Companies that can effectively leverage AI as a growth lever rather than viewing it as a structural threat may emerge stronger. Those securing AI-led deals and rolling out domain-specific platforms across verticals such as BFSI and healthcare could see their competitive positions strengthen over time.
The immediate outlook for IT stocks remains challenging. The sector faces a confluence of headwinds including AI disruption fears, elevated US interest rates, global economic uncertainty, and valuation concerns. Until these factors stabilize, volatility is likely to persist.
The December quarter (Q3) is seasonally weak for Indian IT companies due to furloughs and lower working days, so clarity on the demand scenario may not emerge immediately. Investors will be closely watching Q4 earnings and management commentary for signs of stabilization or further deterioration.
Several factors could trigger a recovery in IT stocks. A stabilization in US technology stocks would remove a major source of negative sentiment. Clarity on the Federal Reserve's interest rate trajectory and signs of improving enterprise spending could also boost confidence.
Most importantly, evidence that AI is becoming a growth driver rather than a threat would be a game-changer. Companies demonstrating successful AI implementations, securing large AI-transformation deals, and showing that automation is enhancing rather than cannibalizing revenues could shift market perception dramatically.
For investors, the current environment requires careful navigation. Quality companies with strong balance sheets, diversified client bases, and demonstrated AI capabilities may offer better risk-reward profiles. Selective accumulation during periods of weakness could prove rewarding for patient, long-term investors.
However, attempting to catch a falling knife carries risks. Waiting for technical confirmation of a trend reversal and signs of improving fundamentals may be prudent for risk-averse investors. The key is distinguishing between temporary sentiment-driven weakness and genuine structural deterioration.
The dramatic fall in Indian IT stocks on February 12, 2026, represents more than just a bad trading day. It reflects deep-seated concerns about the sector's ability to navigate the AI revolution while maintaining its traditional business model. The combination of AI disruption fears, global tech weakness, fading rate cut hopes, and structural challenges has created a perfect storm for IT stocks.

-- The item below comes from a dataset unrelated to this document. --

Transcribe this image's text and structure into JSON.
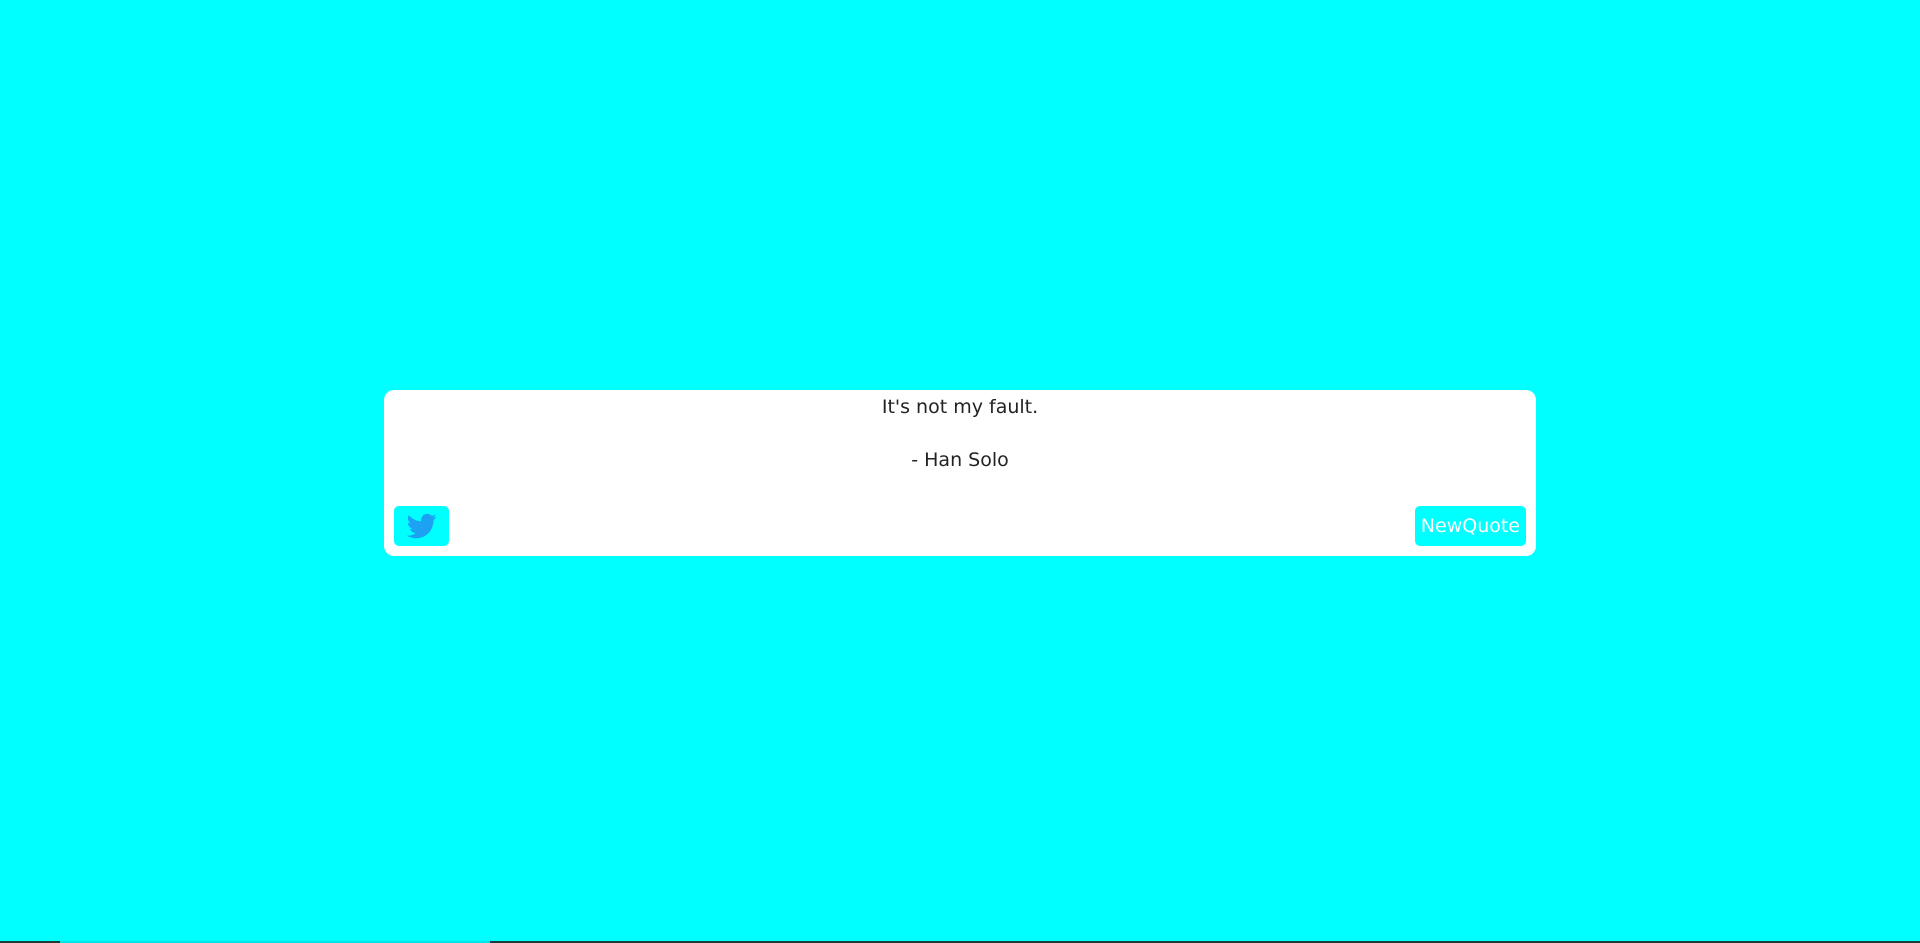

While the near-term outlook remains uncertain, the long-term story of digital transformation and India's position as a global technology services hub remains intact. The sector's ability to adapt, innovate, and leverage AI as an opportunity rather than a threat will determine whether the current weakness represents a buying opportunity or the beginning of a prolonged downturn.
Investors should remain vigilant, focus on quality companies with strong fundamentals, and maintain a long-term perspective. The IT sector has weathered previous storms and emerged stronger, but this transition may require patience and selective positioning. As always, diversification and risk management remain crucial in navigating these turbulent times.